2004〜2005年、まだ子どもたちが豆粒のように小さかった頃。
大学院生として予防歯科を学ぶため,1年間留学をしました。子供の世話をするために同行してくれた母と、そして子供たちと一緒にこの街で過ごした時間は、私にとって忘れがたい大切な記憶になっています。
街の空気、緑の色、葉が落ちる音、人の温かさと、ちょっとの意地悪。ここにいるといろんなことがあるけれど、自分の心が自然と深く呼吸をして、なんとも自由で。
「またここで暮らしたいな」と、何度も思うようになりました。

日本での歯科の仕事、家族や友人との生活は、かけがえのない大切なものです。
でもその一方で、心の奥のどこかに“まだ開けていないドア” のようなものが、ずっと残っていました。
そのドアが、ときどき静かにノックをしてくる。そんな感覚です。
今回、ロンドンで診療室を始めるという選択は、そのドアを「今なら、開けてもいいかもしれない」と思えたことが、いちばん大きな理由かもしれません。

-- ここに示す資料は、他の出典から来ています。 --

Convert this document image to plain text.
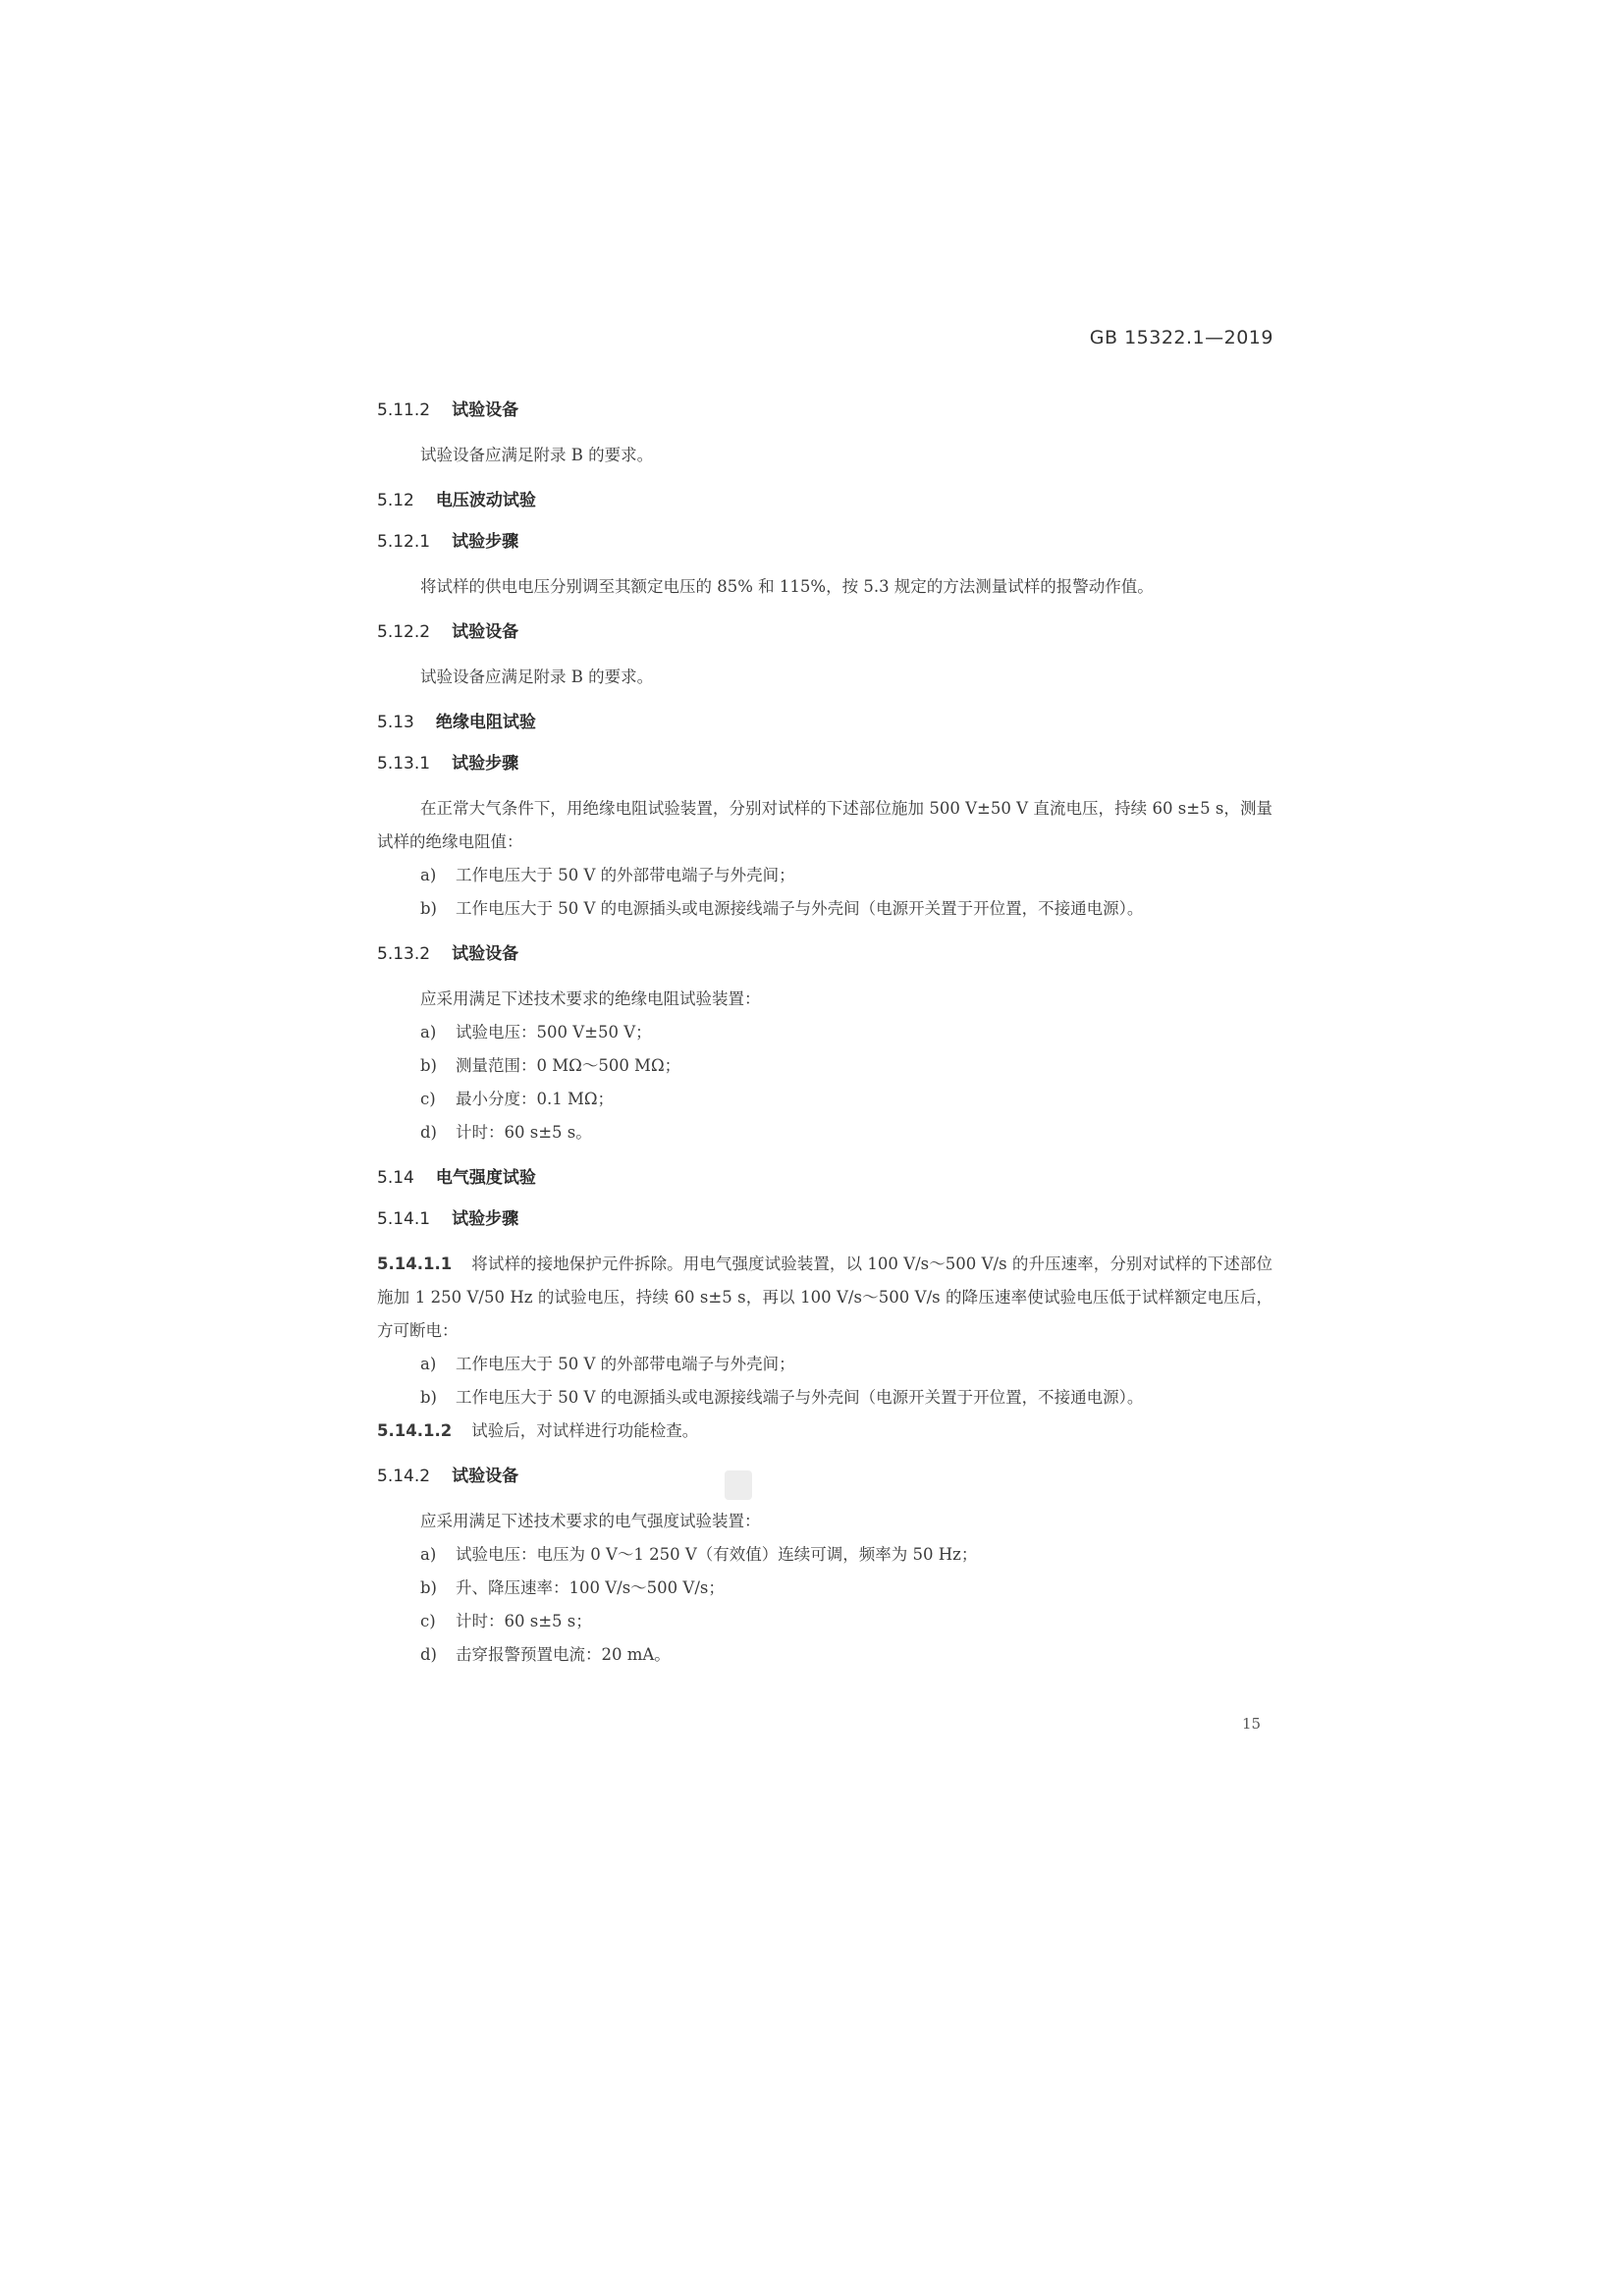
GB 15322.1—2019
5.11.2 试验设备

试验设备应满足附录 B 的要求。

5.12 电压波动试验
5.12.1 试验步骤

将试样的供电电压分别调至其额定电压的 85% 和 115%，按 5.3 规定的方法测量试样的报警动作值。

5.12.2 试验设备

试验设备应满足附录 B 的要求。

5.13 绝缘电阻试验
5.13.1 试验步骤

在正常大气条件下，用绝缘电阻试验装置，分别对试样的下述部位施加 500 V±50 V 直流电压，持续 60 s±5 s，测量试样的绝缘电阻值：

a) 工作电压大于 50 V 的外部带电端子与外壳间；
b) 工作电压大于 50 V 的电源插头或电源接线端子与外壳间（电源开关置于开位置，不接通电源）。
5.13.2 试验设备

应采用满足下述技术要求的绝缘电阻试验装置：

a) 试验电压：500 V±50 V；
b) 测量范围：0 MΩ～500 MΩ；
c) 最小分度：0.1 MΩ；
d) 计时：60 s±5 s。
5.14 电气强度试验
5.14.1 试验步骤

5.14.1.1 将试样的接地保护元件拆除。用电气强度试验装置，以 100 V/s～500 V/s 的升压速率，分别对试样的下述部位施加 1 250 V/50 Hz 的试验电压，持续 60 s±5 s，再以 100 V/s～500 V/s 的降压速率使试验电压低于试样额定电压后，方可断电：

a) 工作电压大于 50 V 的外部带电端子与外壳间；
b) 工作电压大于 50 V 的电源插头或电源接线端子与外壳间（电源开关置于开位置，不接通电源）。

5.14.1.2 试验后，对试样进行功能检查。

5.14.2 试验设备

应采用满足下述技术要求的电气强度试验装置：

a) 试验电压：电压为 0 V～1 250 V（有效值）连续可调，频率为 50 Hz；
b) 升、降压速率：100 V/s～500 V/s；
c) 计时：60 s±5 s；
d) 击穿报警预置电流：20 mA。
15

とても立派な言葉で説明しようとすれば、予防歯科の理念や、医療への想い、使命感——いろいろな言葉が並ぶのだと思います。
でも、いまの正直な気持ちは、もう少しシンプルです。
好きな街、ロンドンで。ロンドンに暮らす日本人の方々をはじめ、日本を好きでいてくれる方々、そして、私という人間を信頼してくださる方々の小さな支えになれたら。
そんなふうに、自分らしく過ごせたら——それは、とても幸せなことだと思っています。
まだ始まったばかりの道で、これから楽しいことも、大変なことも、きっとたくさんあると思います。
日本の医院で働きながら準備を進める今も、わからないこと、法規制、英国あるある、連日さまざまな試練の繰り返しです。
それでも今は、「ロンドンという大切な場所で、再び暮らし、今度は学生ではなく、歯科医師として働ける一歩を踏み出せること」その機会をもらえたことを、素直に嬉しく感じています。
この Clinic Journey で、これからも少しずつ歩みを綴っていきます。
どうぞ、温かく見守っていただけたら嬉しいです。